In both the 1980s landfill pollution battle and the present day struggle around the dirty fossil fuel power plant, collusion with the local mayors were obvious. The company organizing workers against the interests of the community and those same workers families is very dangerous territory. A hallmark of the process of fascism in the 1920s and 1930s in Italy and Germany was the organization of workers by corporate funded elements.

Of course, we don’t have fascism, which was roundly defeated worldwide in the 1940s. We are addressing a dangerous process between a company, a Mayor, and certain unions. So in the present day fight, what spooked this cabal? The Western Connecticut Central Labor Council supported the Naugatuck Environmental Network in its efforts to block the project earlier in the year. The company and local Mayor went into overdrive to both split the Labor Movement and split the Labor Movement from local greens.

So we have the Naugatuck Mayor, usually quite logical in argumentation, picking up on the company line. One of them is that everybody pollutes with their cars and with home heating arrangements. Really? This piling on argument is as illogical as condoning one’s throwing trash out a car window because “everyone does it.” This is a blaming the victim(s) argument. No thanks.

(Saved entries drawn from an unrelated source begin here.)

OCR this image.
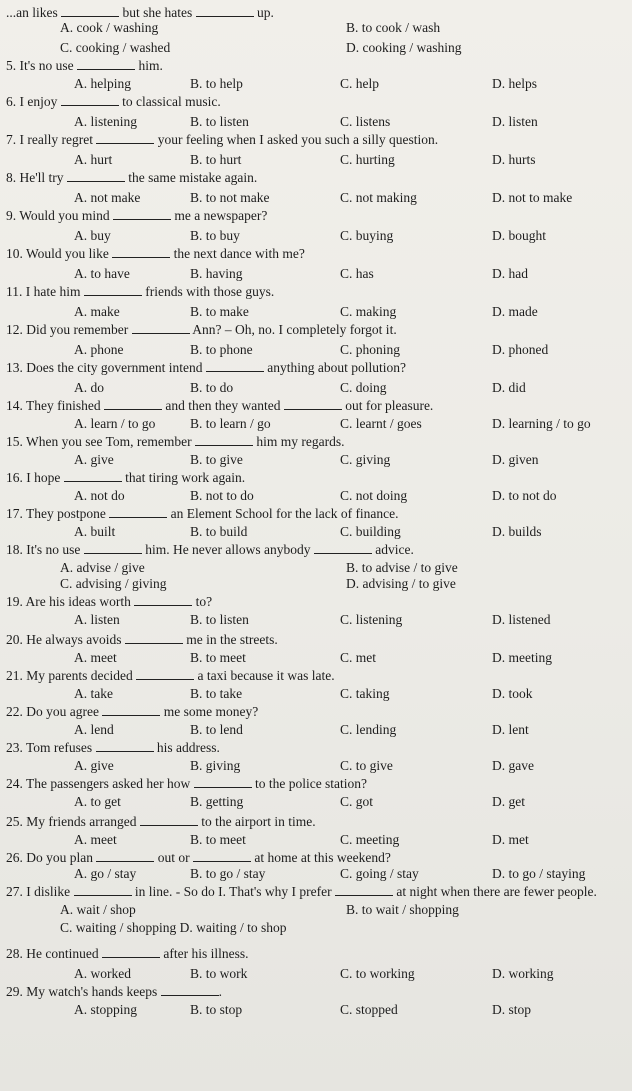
...an likes	but she hates	up.
A. cook / washing	B. to cook / wash
C. cooking / washed	D. cooking / washing
5. It's no use	him.
A. helping	B. to help	C. help	D. helps
6. I enjoy	to classical music.
A. listening	B. to listen	C. listens	D. listen
7. I really regret	your feeling when I asked you such a silly question.
A. hurt	B. to hurt	C. hurting	D. hurts
8. He'll try	the same mistake again.
A. not make	B. to not make	C. not making	D. not to make
9. Would you mind	me a newspaper?
A. buy	B. to buy	C. buying	D. bought
10. Would you like	the next dance with me?
A. to have	B. having	C. has	D. had
11. I hate him	friends with those guys.
A. make	B. to make	C. making	D. made
12. Did you remember	Ann? – Oh, no. I completely forgot it.
A. phone	B. to phone	C. phoning	D. phoned
13. Does the city government intend	anything about pollution?
A. do	B. to do	C. doing	D. did
14. They finished	and then they wanted	out for pleasure.
A. learn / to go	B. to learn / go	C. learnt / goes	D. learning / to go
15. When you see Tom, remember	him my regards.
A. give	B. to give	C. giving	D. given
16. I hope	that tiring work again.
A. not do	B. not to do	C. not doing	D. to not do
17. They postpone	an Element School for the lack of finance.
A. built	B. to build	C. building	D. builds
18. It's no use	him. He never allows anybody	advice.
A. advise / give	B. to advise / to give
C. advising / giving	D. advising / to give
19. Are his ideas worth	to?
A. listen	B. to listen	C. listening	D. listened
20. He always avoids	me in the streets.
A. meet	B. to meet	C. met	D. meeting
21. My parents decided	a taxi because it was late.
A. take	B. to take	C. taking	D. took
22. Do you agree	me some money?
A. lend	B. to lend	C. lending	D. lent
23. Tom refuses	his address.
A. give	B. giving	C. to give	D. gave
24. The passengers asked her how	to the police station?
A. to get	B. getting	C. got	D. get
25. My friends arranged	to the airport in time.
A. meet	B. to meet	C. meeting	D. met
26. Do you plan	out or	at home at this weekend?
A. go / stay	B. to go / stay	C. going / stay	D. to go / staying
27. I dislike	in line. - So do I. That's why I prefer	at night when there are fewer people.
A. wait / shop	B. to wait / shopping
C. waiting / shopping D. waiting / to shop
28. He continued	after his illness.
A. worked	B. to work	C. to working	D. working
29. My watch's hands keeps	.
A. stopping	B. to stop	C. stopped	D. stop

The other company line is that the federal government isn’t doing anything for renewables and the environment so why should we do this arduous task locally. A quick look at the national scene quickly shows where the real “hold up” is. Last year, the Environmental Protection Agency put forward the first regulations for carbon e.g. think methane (CH4). The carbon lobby e.g. Koch Brothers, have seen to it that this proposal has not seen the light of day. So we are to kow-tow to the oil boys. No thanks.

Of course, renewables are sweeping the world. A renewable energy committee, with Naugatuck Town Burgesses and local greens participating, will generate green, sustainable jobs. It isn’t just solar and wind. Tidal power is churning out electricity in Maine. The Northwest Central Labor Council had it right. The Climate March in NYC (2014) had it right. The Peace & Planet March on April 26th, 2015, NYC had it right. Labor, Peace, Social Justice, and Environmental movements united are an unstoppable force. The clock is ticking for the Carbon Lobby. The question is how long will it take and at what cost to the environment, people, and other living beings?